15  Python Without the GIL

The GIL is major performance bottleneck for multi-threaded code.

We have seen that it meant that threaded CPU-bound code is no faster than running the same code in sequence.

The biggest change to Python since the Python 3 transition (arguably bigger) is the ongoing transition to free-threaded Python. This transition began in Python 3.13 with an experimental built of Python known as 3.13t

https://docs.python.org/3/howto/free-threading-python.html

This work is under active development and being rolled out gradually due to the disruptive nature of the change and the vast amount of Python code that depends on the behavior of the GIL.

The Steering Council accepts PEP 703, but with clear proviso: that the rollout be gradual and break as little as possible, and that we can roll back any changes that turn out to be too disruptive – which includes potentially rolling back all of PEP 703 entirely if necessary (however unlikely or undesirable we expect that to be).

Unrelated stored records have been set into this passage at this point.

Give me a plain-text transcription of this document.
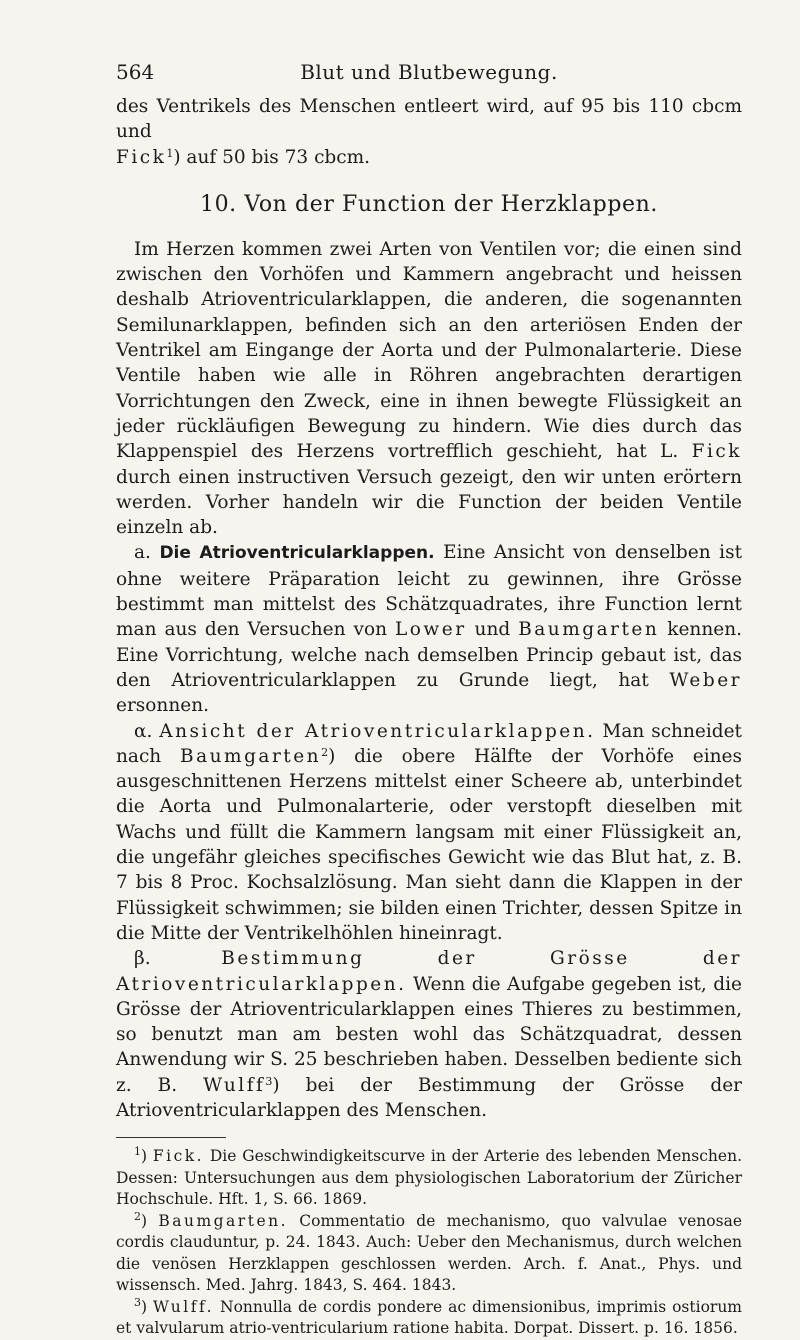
564	Blut und Blutbewegung.

des Ventrikels des Menschen entleert wird, auf 95 bis 110 cbcm und
Fick$^1$) auf 50 bis 73 cbcm.

10. Von der Function der Herzklappen.

Im Herzen kommen zwei Arten von Ventilen vor; die einen sind zwischen den Vorhöfen und Kammern angebracht und heissen deshalb Atrioventricularklappen, die anderen, die sogenannten Semilunarklappen, befinden sich an den arteriösen Enden der Ventrikel am Eingange der Aorta und der Pulmonalarterie. Diese Ventile haben wie alle in Röhren angebrachten derartigen Vorrichtungen den Zweck, eine in ihnen bewegte Flüssigkeit an jeder rückläufigen Bewegung zu hindern. Wie dies durch das Klappenspiel des Herzens vortrefflich geschieht, hat L. Fick durch einen instructiven Versuch gezeigt, den wir unten erörtern werden. Vorher handeln wir die Function der beiden Ventile einzeln ab.

a. Die Atrioventricularklappen. Eine Ansicht von denselben ist ohne weitere Präparation leicht zu gewinnen, ihre Grösse bestimmt man mittelst des Schätzquadrates, ihre Function lernt man aus den Versuchen von Lower und Baumgarten kennen. Eine Vorrichtung, welche nach demselben Princip gebaut ist, das den Atrioventricularklappen zu Grunde liegt, hat Weber ersonnen.

α. Ansicht der Atrioventricularklappen. Man schneidet nach Baumgarten$^2$) die obere Hälfte der Vorhöfe eines ausgeschnittenen Herzens mittelst einer Scheere ab, unterbindet die Aorta und Pulmonalarterie, oder verstopft dieselben mit Wachs und füllt die Kammern langsam mit einer Flüssigkeit an, die ungefähr gleiches specifisches Gewicht wie das Blut hat, z. B. 7 bis 8 Proc. Kochsalzlösung. Man sieht dann die Klappen in der Flüssigkeit schwimmen; sie bilden einen Trichter, dessen Spitze in die Mitte der Ventrikelhöhlen hineinragt.

β. Bestimmung der Grösse der Atrioventricularklappen. Wenn die Aufgabe gegeben ist, die Grösse der Atrioventricularklappen eines Thieres zu bestimmen, so benutzt man am besten wohl das Schätzquadrat, dessen Anwendung wir S. 25 beschrieben haben. Desselben bediente sich z. B. Wulff$^3$) bei der Bestimmung der Grösse der Atrioventricularklappen des Menschen.

$^1$) Fick. Die Geschwindigkeitscurve in der Arterie des lebenden Menschen. Dessen: Untersuchungen aus dem physiologischen Laboratorium der Züricher Hochschule. Hft. 1, S. 66. 1869.

$^2$) Baumgarten. Commentatio de mechanismo, quo valvulae venosae cordis clauduntur, p. 24. 1843. Auch: Ueber den Mechanismus, durch welchen die venösen Herzklappen geschlossen werden. Arch. f. Anat., Phys. und wissensch. Med. Jahrg. 1843, S. 464. 1843.

$^3$) Wulff. Nonnulla de cordis pondere ac dimensionibus, imprimis ostiorum et valvularum atrio-ventricularium ratione habita. Dorpat. Dissert. p. 16. 1856.
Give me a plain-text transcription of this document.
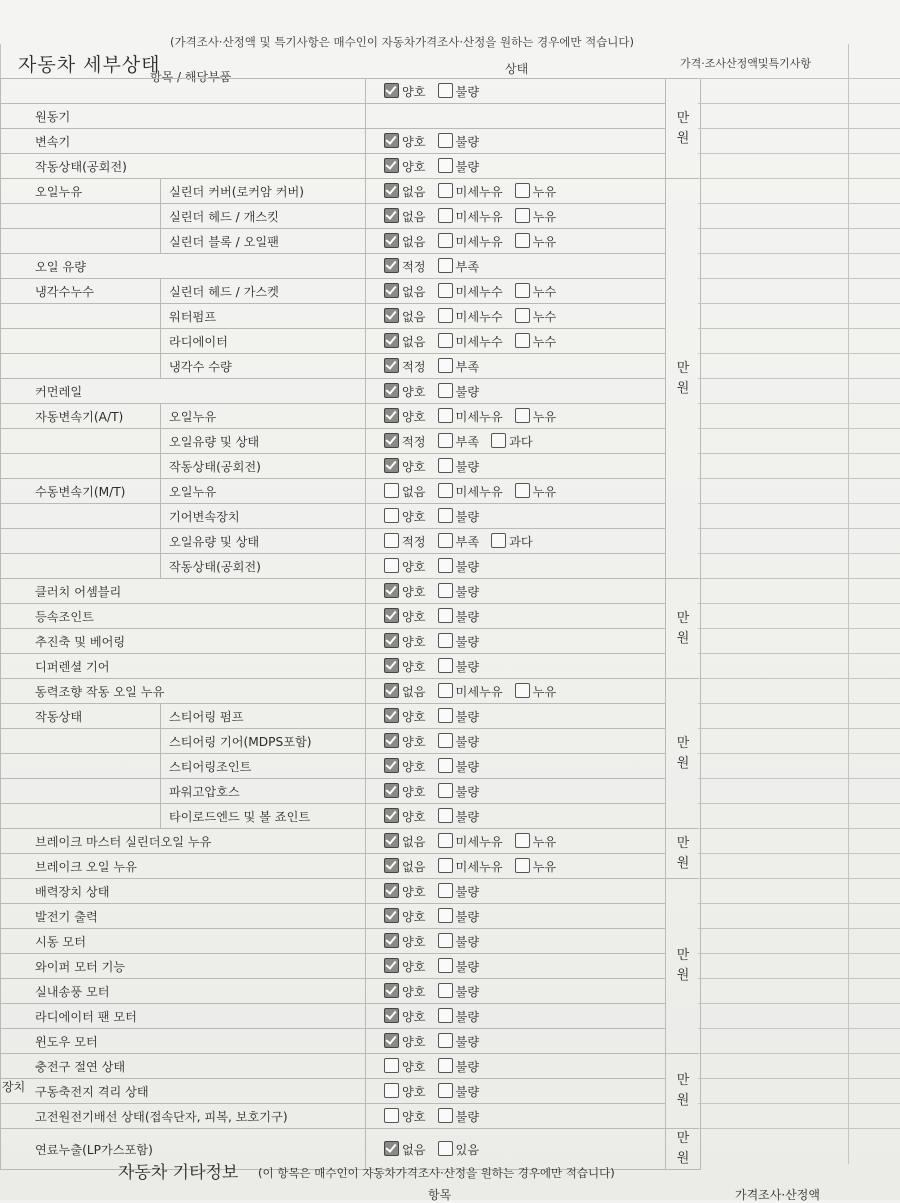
자동차 세부상태
(가격조사·산정액 및 특기사항은 매수인이 자동차가격조사·산정을 원하는 경우에만 적습니다)
항목 / 해당부품
상태	가격·조사산정액및특기사항
		양호 불량	만
원

원동기			
변속기		양호 불량	
작동상태(공회전)		양호 불량	
오일누유	실린더 커버(로커암 커버)	없음 미세누유 누유	만
원

	실린더 헤드 / 개스킷	없음 미세누유 누유	
	실린더 블록 / 오일팬	없음 미세누유 누유	
오일 유량		적정 부족	
냉각수누수	실린더 헤드 / 가스켓	없음 미세누수 누수	
	워터펌프	없음 미세누수 누수	
	라디에이터	없음 미세누수 누수	
	냉각수 수량	적정 부족	
커먼레일		양호 불량	
자동변속기(A/T)	오일누유	양호 미세누유 누유	
	오일유량 및 상태	적정 부족 과다	
	작동상태(공회전)	양호 불량	
수동변속기(M/T)	오일누유	없음 미세누유 누유	
	기어변속장치	양호 불량	
	오일유량 및 상태	적정 부족 과다	
	작동상태(공회전)	양호 불량	
클러치 어셈블리		양호 불량	만
원

등속조인트		양호 불량	
추진축 및 베어링		양호 불량	
디퍼렌셜 기어		양호 불량	
동력조향 작동 오일 누유		없음 미세누유 누유	만
원

작동상태	스티어링 펌프	양호 불량	
	스티어링 기어(MDPS포함)	양호 불량	
	스티어링조인트	양호 불량	
	파워고압호스	양호 불량	
	타이로드엔드 및 볼 죠인트	양호 불량	
브레이크 마스터 실린더오일 누유		없음 미세누유 누유	만
원

브레이크 오일 누유		없음 미세누유 누유	
배력장치 상태		양호 불량	만
원

발전기 출력		양호 불량	
시동 모터		양호 불량	
와이퍼 모터 기능		양호 불량	
실내송풍 모터		양호 불량	
라디에이터 팬 모터		양호 불량	
윈도우 모터		양호 불량	
충전구 절연 상태		양호 불량	만
원

구동축전지 격리 상태		양호 불량	
고전원전기배선 상태(접속단자, 피복, 보호기구)		양호 불량	
연료누출(LP가스포함)		없음 있음	만
원
장치
자동차 기타정보 (이 항목은 매수인이 자동차가격조사·산정을 원하는 경우에만 적습니다)
항목	가격조사·산정액
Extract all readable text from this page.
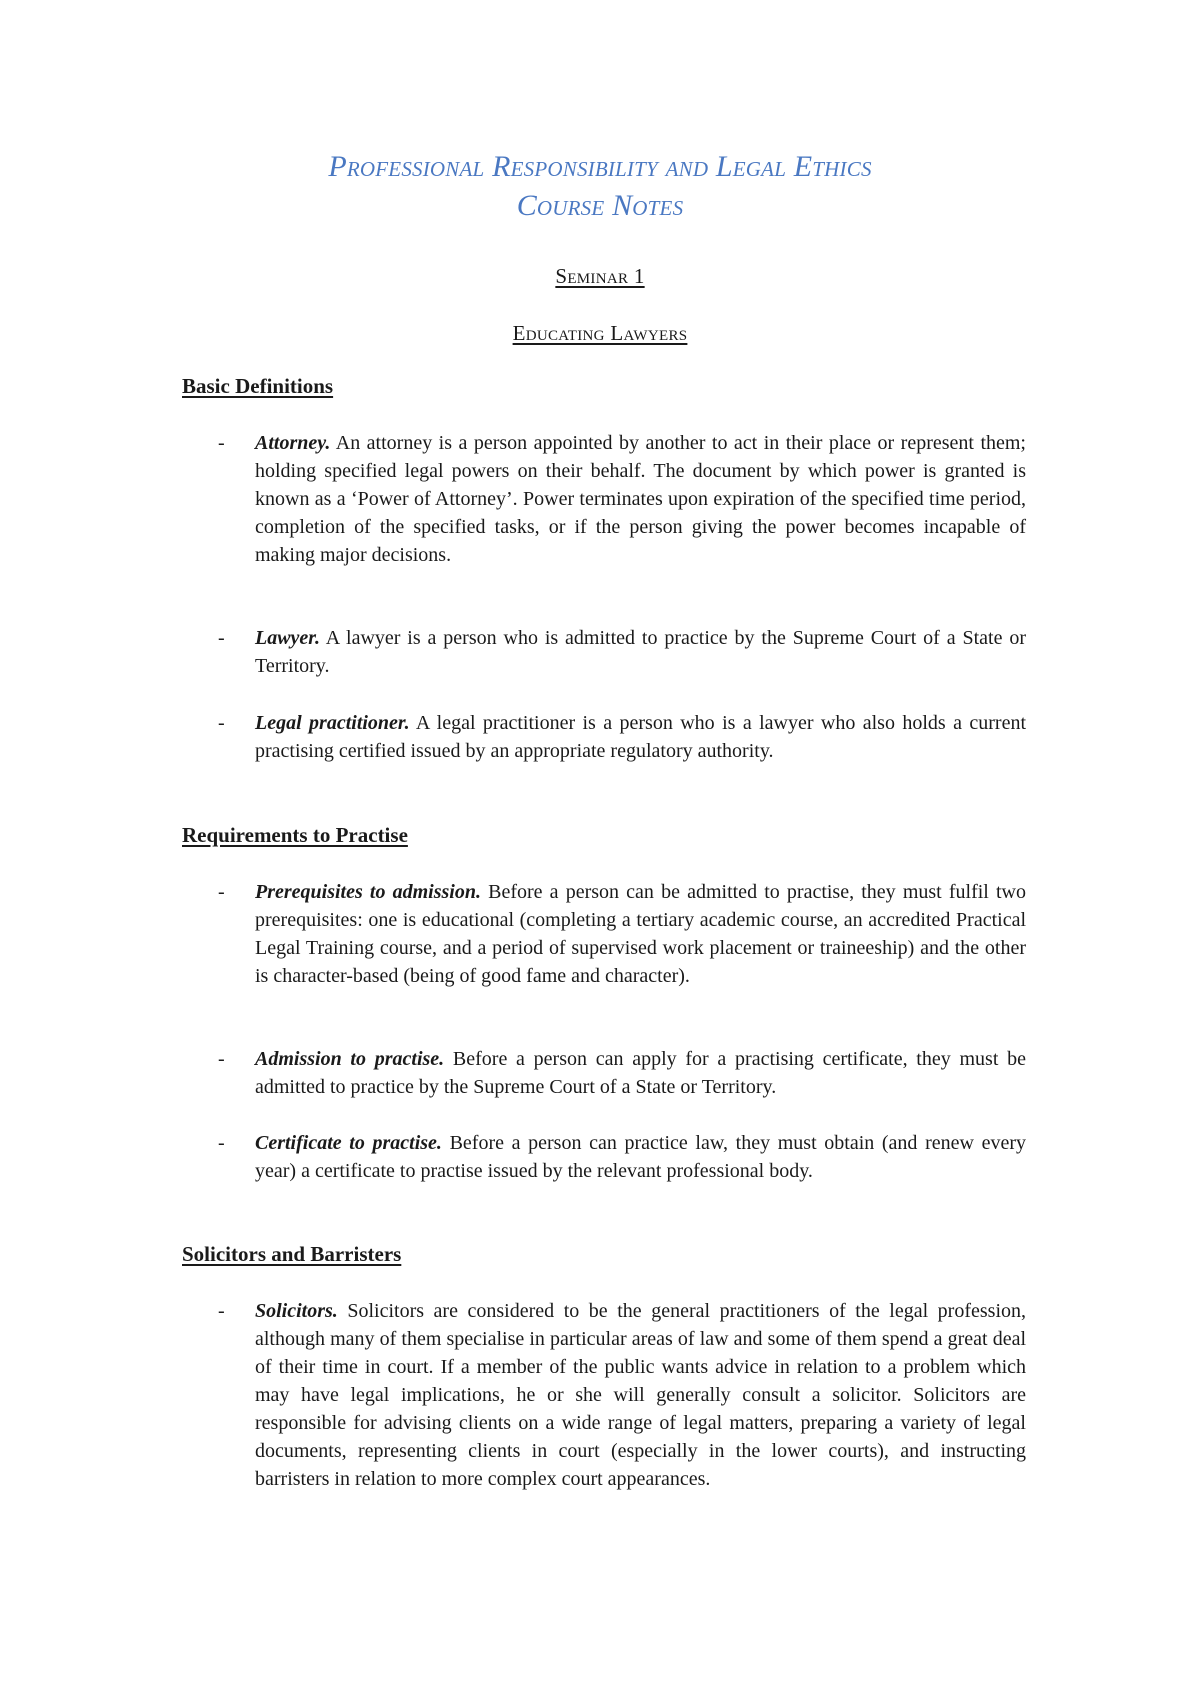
Professional Responsibility and Legal Ethics
Course Notes
Seminar 1
Educating Lawyers
Basic Definitions
- Attorney. An attorney is a person appointed by another to act in their place or represent them; holding specified legal powers on their behalf. The document by which power is granted is known as a ‘Power of Attorney’. Power terminates upon expiration of the specified time period, completion of the specified tasks, or if the person giving the power becomes incapable of making major decisions.
- Lawyer. A lawyer is a person who is admitted to practice by the Supreme Court of a State or Territory.
- Legal practitioner. A legal practitioner is a person who is a lawyer who also holds a current practising certified issued by an appropriate regulatory authority.
Requirements to Practise
- Prerequisites to admission. Before a person can be admitted to practise, they must fulfil two prerequisites: one is educational (completing a tertiary academic course, an accredited Practical Legal Training course, and a period of supervised work placement or traineeship) and the other is character-based (being of good fame and character).
- Admission to practise. Before a person can apply for a practising certificate, they must be admitted to practice by the Supreme Court of a State or Territory.
- Certificate to practise. Before a person can practice law, they must obtain (and renew every year) a certificate to practise issued by the relevant professional body.
Solicitors and Barristers
- Solicitors. Solicitors are considered to be the general practitioners of the legal profession, although many of them specialise in particular areas of law and some of them spend a great deal of their time in court. If a member of the public wants advice in relation to a problem which may have legal implications, he or she will generally consult a solicitor. Solicitors are responsible for advising clients on a wide range of legal matters, preparing a variety of legal documents, representing clients in court (especially in the lower courts), and instructing barristers in relation to more complex court appearances.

-PEP 703 – Making the Global Interpreter Lock Optional in CPython

Motivations

Python is not well-suited to the kind of parallelism that is useful to many modern applications (neural networks, highly-paralellized big data algorithms). These algorithms often run in C/C++ with 64-128 threads, but hit GIL bottlenecks in the single-digits. Rewriting this complex code is not desirable since many of the researchers are much more comfortable with Python, and the rest of their ecosystem is already using it.

CPython libraries can release the GIL, but must do so carefully and only when they can offer certain guarantees. This means that NumPy and everything built on it is mostly single-threaded.

Another quote from PEP 703 is illustrative:

In PyTorch, Python is commonly used to orchestrate ~8 GPUs and ~64 CPU threads, growing to 4k GPUs and 32k CPU threads for big models. While the heavy lifting is done outside of Python, the speed of GPUs makes even just the orchestration in Python not scalable. We often end up with 72 processes in place of one because of the GIL. Logging, debugging, and performance tuning are orders-of-magnitude more difficult in this regime, continuously causing lower developer productivity.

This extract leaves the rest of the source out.